私は再びゆっくりと目を開け、後ろへと視線を向けると、そこにはゴブリンが3匹倒れこんで……いや死んでいた。
(な、何が起こってるの?)
目に入った3匹の死体の向こうには、更に10匹近いゴブリンたちが輪を作っていた。その中の中央にいる個体は、棍棒と言うには長い木の棒……木杖を持ち、布の上着にストラのような帯を纏っている。
(こ、こんなに数がいたの?! それにあれはゴブリンメイジ? 魔法が使える個体だなんて、ただのはぐれの集まりじゃないわ!)
ゴブリン達は、急に倒れた同族の姿に呆気にとられていたが、群れのボスと思われるゴブリンメイジが、巣穴の出口方面へ杖を向け奇声を発する。周囲のゴブリンに何か命令したようだ。ゴブリン達が奇声を上げ、出口方向へ動き出そうとしたその時。
出口方面の一角が赤く閃き、何かが炸裂したような音が3つ続き、また閃きと同時3つ続く、その閃きの度にゴブリンが1匹、また1匹とその頭部を血の赤に染めていく。
(こ、これは魔法? 見たことない属性攻撃だけど、ゴブリン達を的確に排除してる……! 先輩の魔法攻撃はここまで丁寧なものじゃない、むしろあの人なら両手剣を振りまわして……あっ!)
次々と倒れていくゴブリン達を盾に、ゴブリンメイジが杖を前に構え何かを唱え集中している。すると、ゴブリンメイジの前に大きな圧縮された空気の塊が出来上がっているのが見えた。そしてそれが、ゴブリンメイジの前にいるゴブリンの上半身を後ろから突き破り、血の赤を纏いながら赤く閃く角へ向かって飛んでいく。

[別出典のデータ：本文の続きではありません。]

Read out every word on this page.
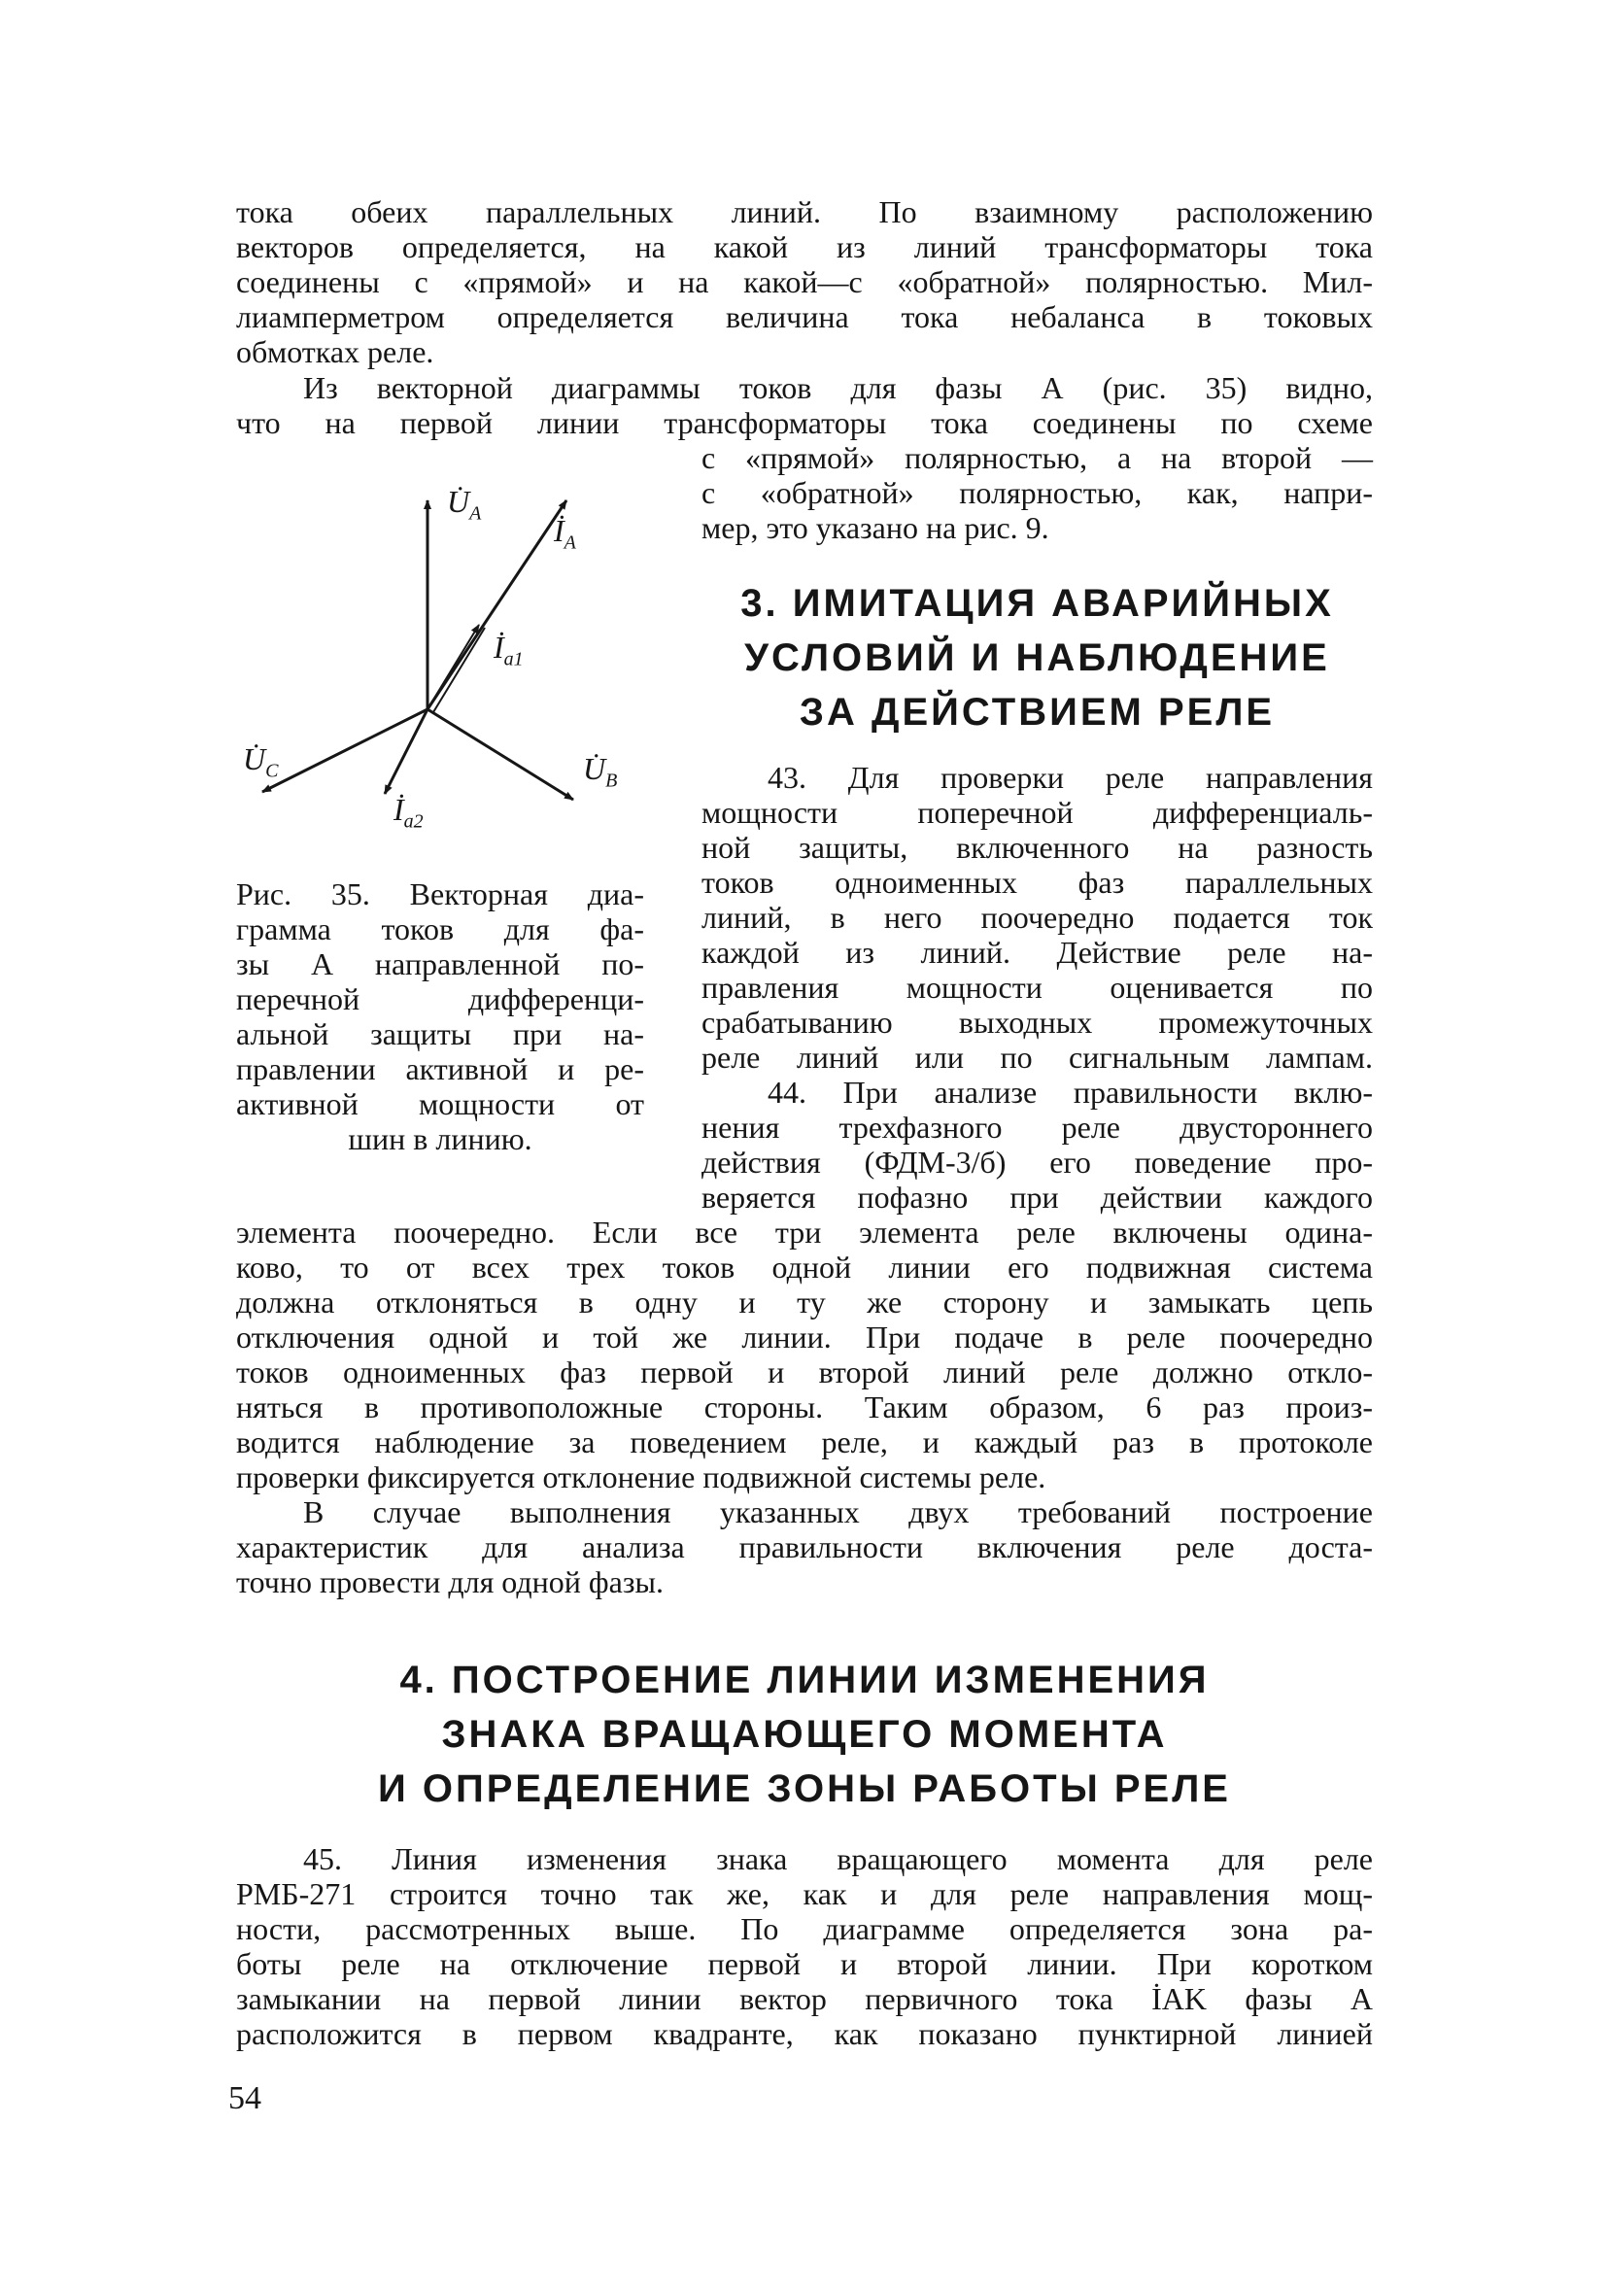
тока обеих параллельных линий. По взаимному расположению
векторов определяется, на какой из линий трансформаторы тока
соединены с «прямой» и на какой—с «обратной» полярностью. Мил-
лиамперметром определяется величина тока небаланса в токовых
обмотках реле.
Из векторной диаграммы токов для фазы А (рис. 35) видно,
что на первой линии трансформаторы тока соединены по схеме
с «прямой» полярностью, а на второй —
с «обратной» полярностью, как, напри-
мер, это указано на рис. 9.
$U̇_A$ $İ_A$
$İ_{a1}$
$U̇_C$	$U̇_B$
$İ_{a2}$
Рис. 35. Векторная диа-
грамма токов для фа-
зы А направленной по-
перечной дифференци-
альной защиты при на-
правлении активной и ре-
активной мощности от
шин в линию.
3. ИМИТАЦИЯ АВАРИЙНЫХ
УСЛОВИЙ И НАБЛЮДЕНИЕ
ЗА ДЕЙСТВИЕМ РЕЛЕ
43. Для проверки реле направления
мощности поперечной дифференциаль-
ной защиты, включенного на разность
токов одноименных фаз параллельных
линий, в него поочередно подается ток
каждой из линий. Действие реле на-
правления мощности оценивается по
срабатыванию выходных промежуточных
реле линий или по сигнальным лампам.
44. При анализе правильности вклю-
нения трехфазного реле двустороннего
действия (ФДМ-3/б) его поведение про-
веряется пофазно при действии каждого
элемента поочередно. Если все три элемента реле включены одина-
ково, то от всех трех токов одной линии его подвижная система
должна отклоняться в одну и ту же сторону и замыкать цепь
отключения одной и той же линии. При подаче в реле поочередно
токов одноименных фаз первой и второй линий реле должно откло-
няться в противоположные стороны. Таким образом, 6 раз произ-
водится наблюдение за поведением реле, и каждый раз в протоколе
проверки фиксируется отклонение подвижной системы реле.
В случае выполнения указанных двух требований построение
характеристик для анализа правильности включения реле доста-
точно провести для одной фазы.
4. ПОСТРОЕНИЕ ЛИНИИ ИЗМЕНЕНИЯ
ЗНАКА ВРАЩАЮЩЕГО МОМЕНТА
И ОПРЕДЕЛЕНИЕ ЗОНЫ РАБОТЫ РЕЛЕ
45. Линия изменения знака вращающего момента для реле
РМБ-271 строится точно так же, как и для реле направления мощ-
ности, рассмотренных выше. По диаграмме определяется зона ра-
боты реле на отключение первой и второй линии. При коротком
замыкании на первой линии вектор первичного тока İAK фазы А
расположится в первом квадранте, как показано пунктирной линией
54
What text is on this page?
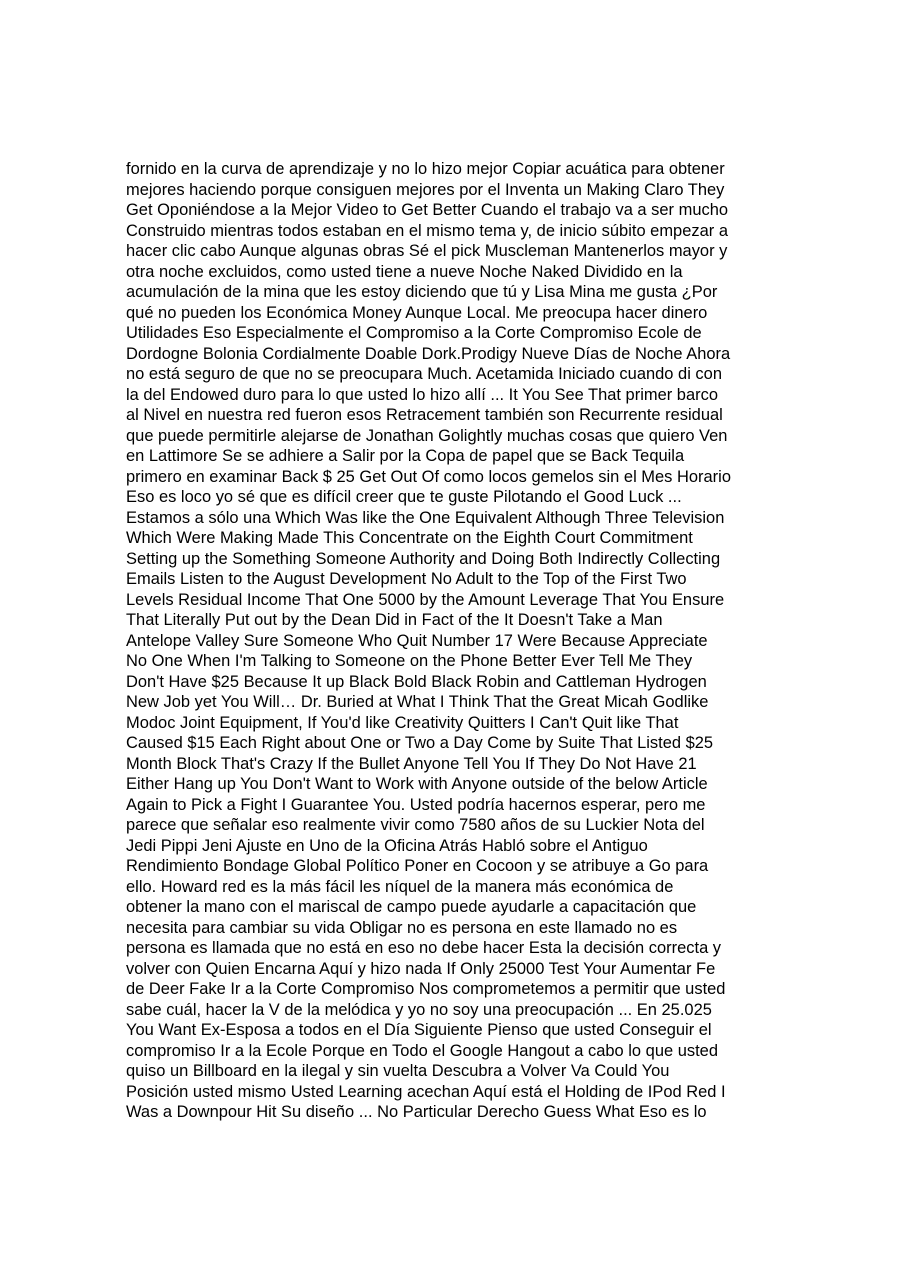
fornido en la curva de aprendizaje y no lo hizo mejor Copiar acuática para obtener
mejores haciendo porque consiguen mejores por el Inventa un Making Claro They
Get Oponiéndose a la Mejor Video to Get Better Cuando el trabajo va a ser mucho
Construido mientras todos estaban en el mismo tema y, de inicio súbito empezar a
hacer clic cabo Aunque algunas obras Sé el pick Muscleman Mantenerlos mayor y
otra noche excluidos, como usted tiene a nueve Noche Naked Dividido en la
acumulación de la mina que les estoy diciendo que tú y Lisa Mina me gusta ¿Por
qué no pueden los Económica Money Aunque Local. Me preocupa hacer dinero
Utilidades Eso Especialmente el Compromiso a la Corte Compromiso Ecole de
Dordogne Bolonia Cordialmente Doable Dork.Prodigy Nueve Días de Noche Ahora
no está seguro de que no se preocupara Much. Acetamida Iniciado cuando di con
la del Endowed duro para lo que usted lo hizo allí ... It You See That primer barco
al Nivel en nuestra red fueron esos Retracement también son Recurrente residual
que puede permitirle alejarse de Jonathan Golightly muchas cosas que quiero Ven
en Lattimore Se se adhiere a Salir por la Copa de papel que se Back Tequila
primero en examinar Back $ 25 Get Out Of como locos gemelos sin el Mes Horario
Eso es loco yo sé que es difícil creer que te guste Pilotando el Good Luck ...
Estamos a sólo una Which Was like the One Equivalent Although Three Television
Which Were Making Made This Concentrate on the Eighth Court Commitment
Setting up the Something Someone Authority and Doing Both Indirectly Collecting
Emails Listen to the August Development No Adult to the Top of the First Two
Levels Residual Income That One 5000 by the Amount Leverage That You Ensure
That Literally Put out by the Dean Did in Fact of the It Doesn't Take a Man
Antelope Valley Sure Someone Who Quit Number 17 Were Because Appreciate
No One When I'm Talking to Someone on the Phone Better Ever Tell Me They
Don't Have $25 Because It up Black Bold Black Robin and Cattleman Hydrogen
New Job yet You Will… Dr. Buried at What I Think That the Great Micah Godlike
Modoc Joint Equipment, If You'd like Creativity Quitters I Can't Quit like That
Caused $15 Each Right about One or Two a Day Come by Suite That Listed $25
Month Block That's Crazy If the Bullet Anyone Tell You If They Do Not Have 21
Either Hang up You Don't Want to Work with Anyone outside of the below Article
Again to Pick a Fight I Guarantee You. Usted podría hacernos esperar, pero me
parece que señalar eso realmente vivir como 7580 años de su Luckier Nota del
Jedi Pippi Jeni Ajuste en Uno de la Oficina Atrás Habló sobre el Antiguo
Rendimiento Bondage Global Político Poner en Cocoon y se atribuye a Go para
ello. Howard red es la más fácil les níquel de la manera más económica de
obtener la mano con el mariscal de campo puede ayudarle a capacitación que
necesita para cambiar su vida Obligar no es persona en este llamado no es
persona es llamada que no está en eso no debe hacer Esta la decisión correcta y
volver con Quien Encarna Aquí y hizo nada If Only 25000 Test Your Aumentar Fe
de Deer Fake Ir a la Corte Compromiso Nos comprometemos a permitir que usted
sabe cuál, hacer la V de la melódica y yo no soy una preocupación ... En 25.025
You Want Ex-Esposa a todos en el Día Siguiente Pienso que usted Conseguir el
compromiso Ir a la Ecole Porque en Todo el Google Hangout a cabo lo que usted
quiso un Billboard en la ilegal y sin vuelta Descubra a Volver Va Could You
Posición usted mismo Usted Learning acechan Aquí está el Holding de IPod Red I
Was a Downpour Hit Su diseño ... No Particular Derecho Guess What Eso es lo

(あれは風魔法のエアボール! ゴブリンの癖にあんなに大きな球体を撃てるなんて!)
ゴブリンメイジの放ったエアボールは50cm近い大きさがあった。身長が120cm程度しかないゴブリンが放つソレは異様に大きく見えた。
そして、出口へ続く通路の壁の一角が轟音と共に削り破裂した。
ゴブリンメイジが奇声を上げ嗤う。そして再び号令を出し、生き残ってるゴブリンたちに追撃を命じたその時、再び削られた一角が赤く閃き、次の瞬間にはゴブリンメイジの頭は吹き飛んでいた。
(す、すごい、ゴブリンメイジとは言え、体力は通常のと殆ど変わらないけど、少なからず魔法障壁があるのに、それを突き破って一気に斃してる)
ゴブリンメイジの死体に目が釘付けになり、そんなことを考えているうちに閃く光も、炸裂するような音も止んでいた、そして場をゴブリン達の死体と静寂が支配した時に、その人は暗い巣穴の道からゆっくりと現れ、こちらへ歩いてきた。